Since all three tasks share the same worktree (../myapp-jwt-authentication), each implementer picks up where the previous one left off. Commits accumulate on feature/jwt-authentication.
After all three tasks are complete, the coordinator runs quality gates one final time, pushes the branch, and creates a single PR covering the entire epic.
Separate command, separate agent. merge-queue/SKILL.md loads. Eight steps:
- Scan — check CI status on
main(failing main blocks everything), list all open PRs - Categorize — each PR is: ready to merge, awaiting review, CI pending, CI failing, or needs rebase
- Decide merge order — when multiple PRs are ready, prioritize by impact and conflict risk
- Choose strategy per PR — inspect commit quality: squash (messy/WIP commits), merge commit (clean distinct commits worth preserving), or rebase cleanup (mixed quality)
- Merge — execute the chosen strategy, close beads issues referenced in the PR body, remove worktree, delete feature branch, pull main
- Rebase — PRs behind main get rebased; trivial conflicts resolved inline, non-trivial filed as issues
- Handle CI failures — fetch failure logs, file a beads issue with details, never rerun (test failures are real)
- Report — summary of all PR states with beads issue IDs for any work that needs
/work
The coordinator does not own CI or merging. The merge agent does. This is an explicit boundary.
Use this when you already know exactly what needs to be built and don't need the planning ceremony.
/work "add rate limiting to the login endpoint"
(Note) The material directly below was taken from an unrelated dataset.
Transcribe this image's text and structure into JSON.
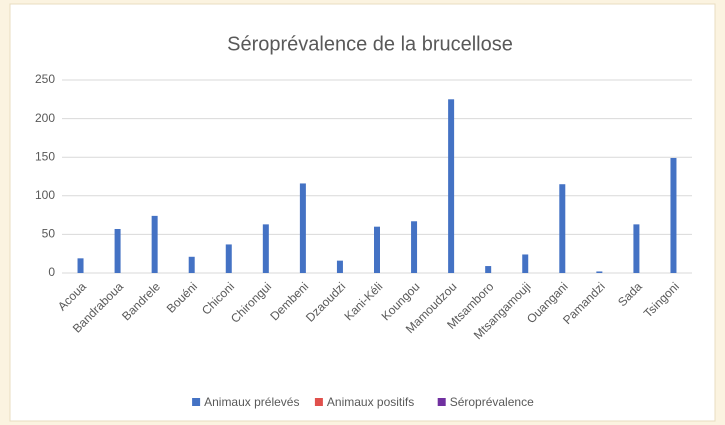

The coordinator sees this isn't a beads ID. It runs:
bd create "add rate limiting to the login endpoint" -t feature --jsonCreates a bead on the fly, then runs the full cycle — installs dependencies, creates worktree, spawns implementer, runs reviewers (unless it's a single-file change), creates PR. Same output as the full path, just without the planning ceremony.
The two paths compared:
Full ceremony (big/uncertain):
/plan → discuss → beads filed → reviewer-plan → /work <epic-id>
Lightweight (small/clear):
/work "description" → coordinator creates bead inline → implements
/plan "JWT authentication"
→ plan.md (router)
→ planner/SKILL.md (Opus 4.6)
Phase 1: explore codebase
Phase 2: discuss with you → AskUserQuestion
Phase 3: file beads issues (bd-a3f8.1, .2, .3 with dependencies)
Phase 4: Task → reviewer-plan/SKILL.md → APPROVED
/work bd-a3f8 (epic ID — coordinator handles all subtasks)
→ work.md (router, fetches epic + subtasks from beads)
→ coordinator/SKILL.md (Opus 4.6)
install dependencies
create ONE worktree + branch: feature/jwt-authentication
analyze file overlap → run tasks sequentially (chain dependency)
For each task (in dependency order, same worktree):
Task → implementer/SKILL.md (Sonnet 4.6)
write failing tests → implement → verify → coverage review → summary
Task → reviewer-correctness/SKILL.md ─┐
Task → reviewer-tests/SKILL.md ├─ parallel
Task → reviewer-architecture/SKILL.md ─┘
fix trivial findings, file issues for non-trivial
after all tasks: push branch, open ONE PR
/merge
→ merge-queue/SKILL.md
scan PRs → categorize → choose strategy → merge/rebase → report
Every box is either a file loaded into a context window, or a fresh subagent spawned via the Task tool. Nothing is implicit. Every agent's behavior is determined entirely by which SKILL.md it was told to read at the moment it was spawned.